Someone pointed this out on Twitter - it looks like StackOverflow recently updated their robots.txt file to explicitly disallow all crawlers. Obviously, this won't stop those that don't respect robots.txt, but I found this decision strange. Not even Google or Bing's crawlers (which respect robots.txt) will be able to crawl StackOverflow, which could be the final nail in the coffin for SO, since (presumably) most StackOverflow traffic comes from search engines.
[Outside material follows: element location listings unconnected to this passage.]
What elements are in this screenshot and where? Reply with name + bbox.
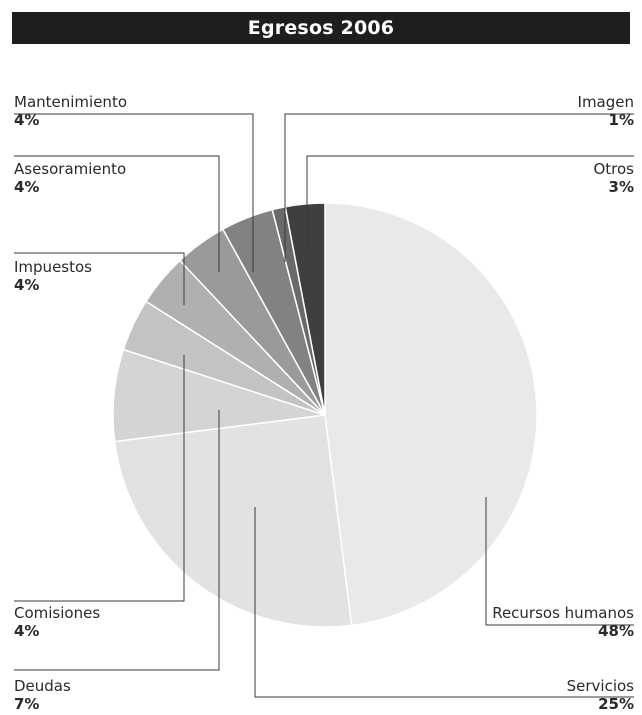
- slice-label-name: Recursos humanos: [492, 604, 634, 622]
- slice-label-percent: 4%: [14, 276, 39, 294]
- slice-label-name: Asesoramiento: [14, 160, 126, 178]
- slice-label-percent: 3%: [609, 178, 634, 196]
- slice-label-name: Impuestos: [14, 258, 92, 276]
- pie-slice-servicios: [113, 414, 353, 628]
- leader-line: [14, 410, 220, 671]
- chart-title: Egresos 2006: [247, 17, 395, 39]
- slice-label-name: Imagen: [578, 93, 634, 111]
- leader-line: [485, 497, 634, 626]
- slice-label-percent: 48%: [598, 622, 634, 640]
- slice-label-percent: 7%: [14, 695, 39, 713]
- leader-line: [254, 507, 634, 698]
- leader-line: [284, 113, 634, 262]
- slice-label-name: Comisiones: [14, 604, 100, 622]
- leader-line: [14, 113, 254, 272]
- leader-lines: [14, 113, 634, 698]
- slice-label-percent: 4%: [14, 111, 39, 129]
- leader-line: [14, 155, 220, 272]
- slice-label-name: Otros: [593, 160, 634, 178]
- chart-title-bar: Egresos 2006: [12, 12, 630, 44]
- slice-label-percent: 4%: [14, 622, 39, 640]
- slice-label-percent: 25%: [598, 695, 634, 713]
- pie-slices: [112, 202, 538, 628]
- slice-label-percent: 4%: [14, 178, 39, 196]
- leader-line: [14, 252, 185, 305]
- slice-label-name: Deudas: [14, 677, 71, 695]
- slice-label-percent: 1%: [609, 111, 634, 129]
- slice-label-name: Servicios: [567, 677, 635, 695]
- pie-slice-recursos-humanos: [324, 202, 538, 627]
- slice-label-name: Mantenimiento: [14, 93, 127, 111]
- leader-line: [14, 355, 185, 602]
- leader-line: [306, 155, 634, 255]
I never claimed Stack Exchange should’ve pioneered LLMs. But it’s not merely a web forum company—just as Google isn’t just a search company. Stack Exchange is a 15-year-old tech firm that has stagnated. Innovation has been virtually nonexistent; their idea of progress has long been superficial UI tweaks on a legacy platform.
Even now, Stack Exchange resists adaptation. This very post highlights their `robots.txt` policy, which actively blocks crawlers—a clear signal of protectionism over transparency. They market themselves as community-driven, but the reality is far more corporate and insular.
Stack Overflow’s situation is telling: while search traffic is down a modest –5% to –14% (per their own data), engagement metrics are in freefall. Weekly posts have dropped 16%; monthly questions are down as much as 66% from their peak. That’s not a dip—it’s systemic decay.